Sodexo, students team up for food advisory board


Daily file photo by Annabel Edwards

The University and Sodexo will create a new Food Advisory Board for students to provide input about potential changes in NU’s dining program. Some of the changes relate to meal plan options and students with dietary restrictions, such as vegetarians, vegans and people who follow a gluten-free diet.

Kelley Czajka, Reporter

Northwestern Dining and Sodexo are creating a new Food Advisory Board for students to provide input about changes they would like to see in the University’s dining program.

McCormick junior Sandeep Bharadwaj, who serves as Associated Student Government’s director of dining initiatives, said he met with Ken Field, NU’s dining director, and Rachel Tilghman, Sodexo’s director of communications and engagement, last year to discuss potential improvements to the campus dining system. The three of them decided to form the Food Advisory Board to figure out what changes needed to be made, Bharadwaj said.

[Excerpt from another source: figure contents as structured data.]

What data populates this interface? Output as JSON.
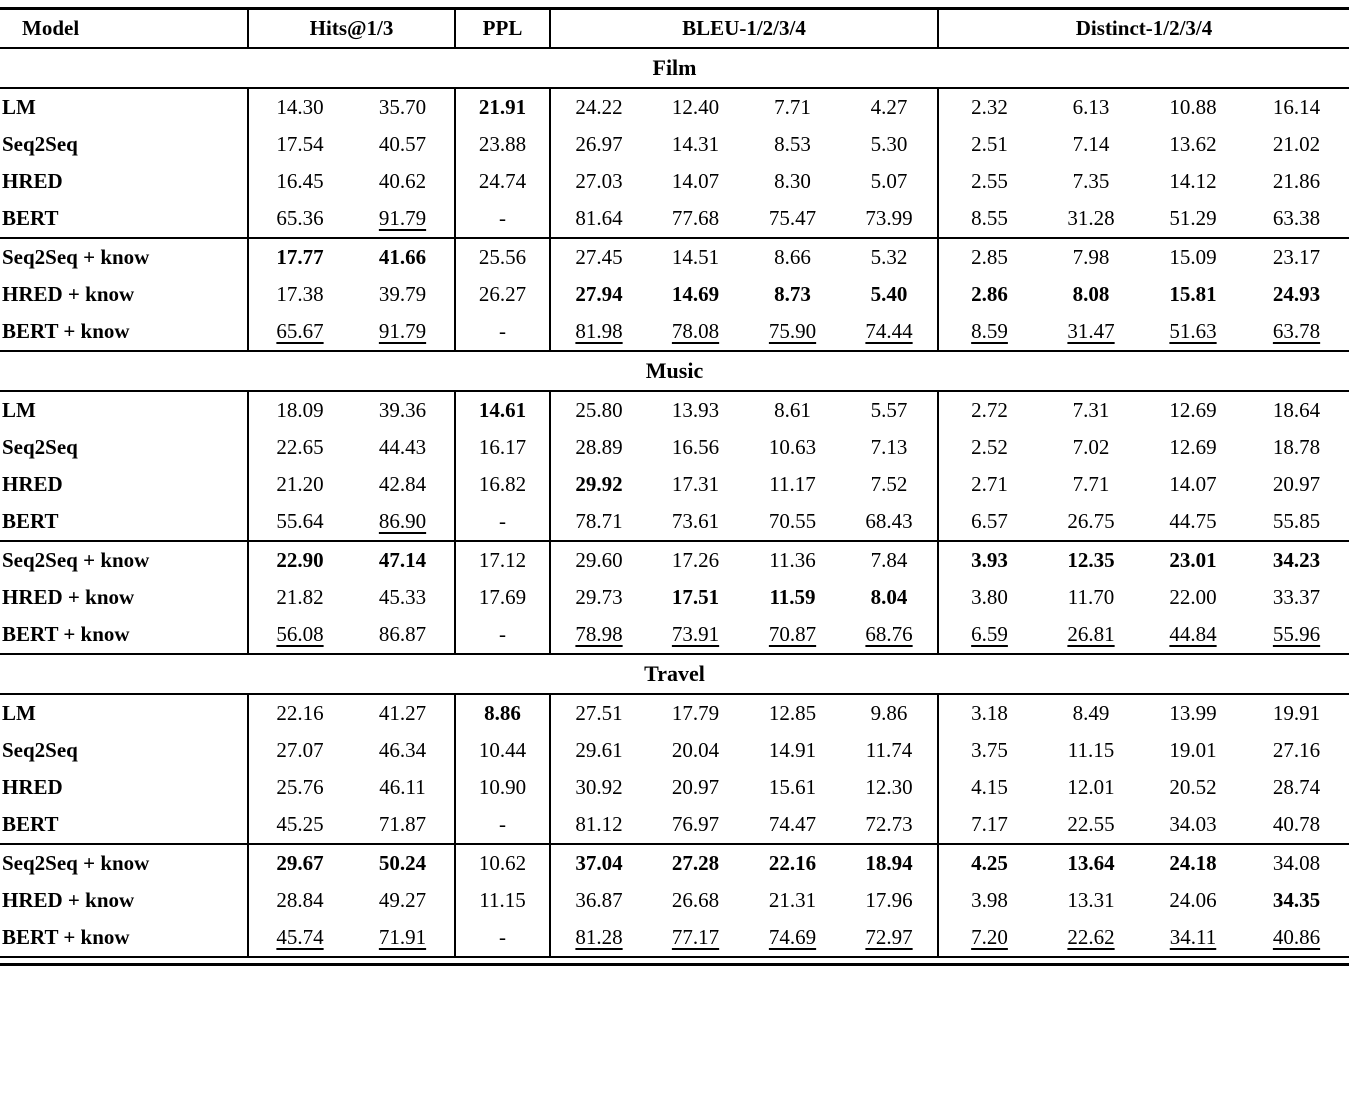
{
  "header": {
    "model": "Model",
    "groups": [
      {
        "label": "Hits@1/3",
        "span": 2
      },
      {
        "label": "PPL",
        "span": 1
      },
      {
        "label": "BLEU-1/2/3/4",
        "span": 4
      },
      {
        "label": "Distinct-1/2/3/4",
        "span": 4
      }
    ]
  },
  "sections": [
    {
      "title": "Film",
      "groups": [
        {
          "rows": [
            {
              "model": "LM",
              "values": [
                "14.30",
                "35.70",
                "21.91",
                "24.22",
                "12.40",
                "7.71",
                "4.27",
                "2.32",
                "6.13",
                "10.88",
                "16.14"
              ],
              "bold": [
                2
              ],
              "underline": []
            },
            {
              "model": "Seq2Seq",
              "values": [
                "17.54",
                "40.57",
                "23.88",
                "26.97",
                "14.31",
                "8.53",
                "5.30",
                "2.51",
                "7.14",
                "13.62",
                "21.02"
              ],
              "bold": [],
              "underline": []
            },
            {
              "model": "HRED",
              "values": [
                "16.45",
                "40.62",
                "24.74",
                "27.03",
                "14.07",
                "8.30",
                "5.07",
                "2.55",
                "7.35",
                "14.12",
                "21.86"
              ],
              "bold": [],
              "underline": []
            },
            {
              "model": "BERT",
              "values": [
                "65.36",
                "91.79",
                "-",
                "81.64",
                "77.68",
                "75.47",
                "73.99",
                "8.55",
                "31.28",
                "51.29",
                "63.38"
              ],
              "bold": [],
              "underline": [
                1
              ]
            }
          ]
        },
        {
          "rows": [
            {
              "model": "Seq2Seq + know",
              "values": [
                "17.77",
                "41.66",
                "25.56",
                "27.45",
                "14.51",
                "8.66",
                "5.32",
                "2.85",
                "7.98",
                "15.09",
                "23.17"
              ],
              "bold": [
                0,
                1
              ],
              "underline": []
            },
            {
              "model": "HRED + know",
              "values": [
                "17.38",
                "39.79",
                "26.27",
                "27.94",
                "14.69",
                "8.73",
                "5.40",
                "2.86",
                "8.08",
                "15.81",
                "24.93"
              ],
              "bold": [
                3,
                4,
                5,
                6,
                7,
                8,
                9,
                10
              ],
              "underline": []
            },
            {
              "model": "BERT + know",
              "values": [
                "65.67",
                "91.79",
                "-",
                "81.98",
                "78.08",
                "75.90",
                "74.44",
                "8.59",
                "31.47",
                "51.63",
                "63.78"
              ],
              "bold": [],
              "underline": [
                0,
                1,
                3,
                4,
                5,
                6,
                7,
                8,
                9,
                10
              ]
            }
          ]
        }
      ]
    },
    {
      "title": "Music",
      "groups": [
        {
          "rows": [
            {
              "model": "LM",
              "values": [
                "18.09",
                "39.36",
                "14.61",
                "25.80",
                "13.93",
                "8.61",
                "5.57",
                "2.72",
                "7.31",
                "12.69",
                "18.64"
              ],
              "bold": [
                2
              ],
              "underline": []
            },
            {
              "model": "Seq2Seq",
              "values": [
                "22.65",
                "44.43",
                "16.17",
                "28.89",
                "16.56",
                "10.63",
                "7.13",
                "2.52",
                "7.02",
                "12.69",
                "18.78"
              ],
              "bold": [],
              "underline": []
            },
            {
              "model": "HRED",
              "values": [
                "21.20",
                "42.84",
                "16.82",
                "29.92",
                "17.31",
                "11.17",
                "7.52",
                "2.71",
                "7.71",
                "14.07",
                "20.97"
              ],
              "bold": [
                3
              ],
              "underline": []
            },
            {
              "model": "BERT",
              "values": [
                "55.64",
                "86.90",
                "-",
                "78.71",
                "73.61",
                "70.55",
                "68.43",
                "6.57",
                "26.75",
                "44.75",
                "55.85"
              ],
              "bold": [],
              "underline": [
                1
              ]
            }
          ]
        },
        {
          "rows": [
            {
              "model": "Seq2Seq + know",
              "values": [
                "22.90",
                "47.14",
                "17.12",
                "29.60",
                "17.26",
                "11.36",
                "7.84",
                "3.93",
                "12.35",
                "23.01",
                "34.23"
              ],
              "bold": [
                0,
                1,
                7,
                8,
                9,
                10
              ],
              "underline": []
            },
            {
              "model": "HRED + know",
              "values": [
                "21.82",
                "45.33",
                "17.69",
                "29.73",
                "17.51",
                "11.59",
                "8.04",
                "3.80",
                "11.70",
                "22.00",
                "33.37"
              ],
              "bold": [
                4,
                5,
                6
              ],
              "underline": []
            },
            {
              "model": "BERT + know",
              "values": [
                "56.08",
                "86.87",
                "-",
                "78.98",
                "73.91",
                "70.87",
                "68.76",
                "6.59",
                "26.81",
                "44.84",
                "55.96"
              ],
              "bold": [],
              "underline": [
                0,
                3,
                4,
                5,
                6,
                7,
                8,
                9,
                10
              ]
            }
          ]
        }
      ]
    },
    {
      "title": "Travel",
      "groups": [
        {
          "rows": [
            {
              "model": "LM",
              "values": [
                "22.16",
                "41.27",
                "8.86",
                "27.51",
                "17.79",
                "12.85",
                "9.86",
                "3.18",
                "8.49",
                "13.99",
                "19.91"
              ],
              "bold": [
                2
              ],
              "underline": []
            },
            {
              "model": "Seq2Seq",
              "values": [
                "27.07",
                "46.34",
                "10.44",
                "29.61",
                "20.04",
                "14.91",
                "11.74",
                "3.75",
                "11.15",
                "19.01",
                "27.16"
              ],
              "bold": [],
              "underline": []
            },
            {
              "model": "HRED",
              "values": [
                "25.76",
                "46.11",
                "10.90",
                "30.92",
                "20.97",
                "15.61",
                "12.30",
                "4.15",
                "12.01",
                "20.52",
                "28.74"
              ],
              "bold": [],
              "underline": []
            },
            {
              "model": "BERT",
              "values": [
                "45.25",
                "71.87",
                "-",
                "81.12",
                "76.97",
                "74.47",
                "72.73",
                "7.17",
                "22.55",
                "34.03",
                "40.78"
              ],
              "bold": [],
              "underline": []
            }
          ]
        },
        {
          "rows": [
            {
              "model": "Seq2Seq + know",
              "values": [
                "29.67",
                "50.24",
                "10.62",
                "37.04",
                "27.28",
                "22.16",
                "18.94",
                "4.25",
                "13.64",
                "24.18",
                "34.08"
              ],
              "bold": [
                0,
                1,
                3,
                4,
                5,
                6,
                7,
                8,
                9
              ],
              "underline": []
            },
            {
              "model": "HRED + know",
              "values": [
                "28.84",
                "49.27",
                "11.15",
                "36.87",
                "26.68",
                "21.31",
                "17.96",
                "3.98",
                "13.31",
                "24.06",
                "34.35"
              ],
              "bold": [
                10
              ],
              "underline": []
            },
            {
              "model": "BERT + know",
              "values": [
                "45.74",
                "71.91",
                "-",
                "81.28",
                "77.17",
                "74.69",
                "72.97",
                "7.20",
                "22.62",
                "34.11",
                "40.86"
              ],
              "bold": [],
              "underline": [
                0,
                1,
                3,
                4,
                5,
                6,
                7,
                8,
                9,
                10
              ]
            }
          ]
        }
      ]
    }
  ]
}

“The idea behind starting it was to get a wider student base of opinions about the food and how we can improve it,” Bharadwaj said.

Bharadwaj said a lot of the changes revolve around meal plan options and students with dietary restrictions, such as vegetarians, vegans and people who follow a gluten-free diet.

In past years, NU had a joint board between Sodexo and ASG that comprised eight people and met two or three times per quarter to discuss programs and events for Sodexo to do with students, said Aaron Zelikovich (Weinberg ’14).

The former board was implemented primarily by Zelikovich with the help of Tilghman, then an undergraduate at Chapman University in California, as well as other fellow members of Sodexo’s National Student Board of Directors.

The board at NU was a more streamlined way to voice student concerns and opinions about Sodexo, Zelikovich said.

“We were very well aware this was a new thing that we were trying out and feeling out,” he said. “But I definitely know that without it, there wouldn’t be a committee today.”

After Zelikovich graduated, Tilghman said she and Field took more freedom to explore possible structures for the new board.

“We have a new director of dining who would also like to source ideas and feedback from students,” Tilghman said. “So we said, ‘Hey, this really worked, we would just need to revamp it a little bit,’ and that’s where we came up with the food advisory committee.”

Rather than having members devote themselves to specific areas such as sustainability or vegetarian diets as the previous board did, the Food Advisory Board will likely comprise nine to 12 students with various backgrounds and allow them to discuss potential changes.

“We’re kind of going to get all of the students in the room and see what the students want to make of it,” Tilghman said. “It’s really up to them. We’re just providing the forum and the resources for them to be doing that.”

The application for the Food Advisory Board will be open until midnight on Oct. 31, and the first meeting will be held on Nov. 10, Tilghman said.

“I’m really excited about the opportunity to further engage students with this program,” she said. “Food is such a source of community and to be able to have students who are actually involved in shaping their community is really powerful, so I’m really looking forward to working with this board.”

This article has been updated to clarify that Northwestern Dining is the University department working to create the Food Advisory Board.